The Women’s March Rivalry Is Just The Left Eating Itself (HBO)

In 2017, 4 million people marched in women’s marches across America. The second-biggest march, in New York, was run by a first-time activist, Katherine Siemionko. Eventually, she quit her job at Goldman Sachs to run the non-profit she created, the Women’s March Alliance. This year, Siemionko had to worry about more than march logistics. She had to worry about a rival women’s event, run by the more-famous Women’s March Inc.

But what might superficially seem like a petty turf war is actually about a broader debate within progressive politics, over intersectionality, and what role race and ethnicity should play in the direction of the women’s movement.
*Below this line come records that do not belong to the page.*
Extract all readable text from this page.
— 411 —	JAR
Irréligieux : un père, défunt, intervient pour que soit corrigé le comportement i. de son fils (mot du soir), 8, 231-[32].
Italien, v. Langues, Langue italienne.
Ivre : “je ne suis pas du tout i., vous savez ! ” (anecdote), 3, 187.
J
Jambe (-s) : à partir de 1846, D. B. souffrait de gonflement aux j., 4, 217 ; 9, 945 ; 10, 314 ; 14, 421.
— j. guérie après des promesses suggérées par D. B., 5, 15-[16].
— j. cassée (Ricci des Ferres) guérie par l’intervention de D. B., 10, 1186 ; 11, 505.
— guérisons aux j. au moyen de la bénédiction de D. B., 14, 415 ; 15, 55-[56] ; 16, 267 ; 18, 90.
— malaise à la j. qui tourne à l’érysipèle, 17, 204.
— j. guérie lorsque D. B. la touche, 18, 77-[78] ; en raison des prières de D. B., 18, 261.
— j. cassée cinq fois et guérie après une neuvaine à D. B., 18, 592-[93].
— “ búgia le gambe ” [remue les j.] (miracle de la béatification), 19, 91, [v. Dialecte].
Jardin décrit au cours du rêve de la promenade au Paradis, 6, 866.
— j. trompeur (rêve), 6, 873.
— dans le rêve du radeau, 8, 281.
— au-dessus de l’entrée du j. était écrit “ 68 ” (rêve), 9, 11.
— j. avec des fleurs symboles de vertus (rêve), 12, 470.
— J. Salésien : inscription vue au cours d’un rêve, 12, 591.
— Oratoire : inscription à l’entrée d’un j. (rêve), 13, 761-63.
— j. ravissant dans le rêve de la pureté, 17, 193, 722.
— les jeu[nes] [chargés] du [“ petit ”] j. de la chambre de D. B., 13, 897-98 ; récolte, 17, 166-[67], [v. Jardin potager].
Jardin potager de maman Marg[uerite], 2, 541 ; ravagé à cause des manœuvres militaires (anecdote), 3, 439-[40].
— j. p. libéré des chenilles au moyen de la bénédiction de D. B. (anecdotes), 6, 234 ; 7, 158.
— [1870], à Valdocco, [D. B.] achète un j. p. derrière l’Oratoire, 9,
Siemionko is relatively new to the women’s movement. She remembers being in business school at St. Louis University in Missouri and seeing a workshop called “Shattering the Glass Ceiling.” She didn’t get it.

“All my friends were like, ‘You have to go.’ And I was like, ‘I don’t know what a glass ceiling is,’” Siemionko says. “I remember reading what a glass ceiling was and thinking, ‘That’s because women can’t negotiate.’ … Boy was I wrong.”

Her experience on Wall Street began to open her eyes. “I had men reporting to me making double my salary. And it was a hard journey for me to realize that women in this country don’t have equal rights.”

In a way, Siemionko embodies a debate within feminism over intersectional feminism, the idea that there’s no universal experience of being a woman, but that oppression based on class, race, disability, sexuality all interact. Siemionko doesn’t think that way. “The moment you say you’re white, therefore, you are racist… I can’t say ‘You’re black, therefore,’ ‘You are Latino, therefore’… we are all one. We have to stop looking at each other as skin colors.”

Even so she’s deeply aware of how her words are perceived.

“Your speech is inhibited by this concept that any words you say may offend somebody, and we have to get over that. We have to say look we’re doing the best that we can,” Siemionko says. “I have to be careful with my wording because it will get picked apart. That’s the society we live in. I cannot speak my thoughts. I have to filter them.”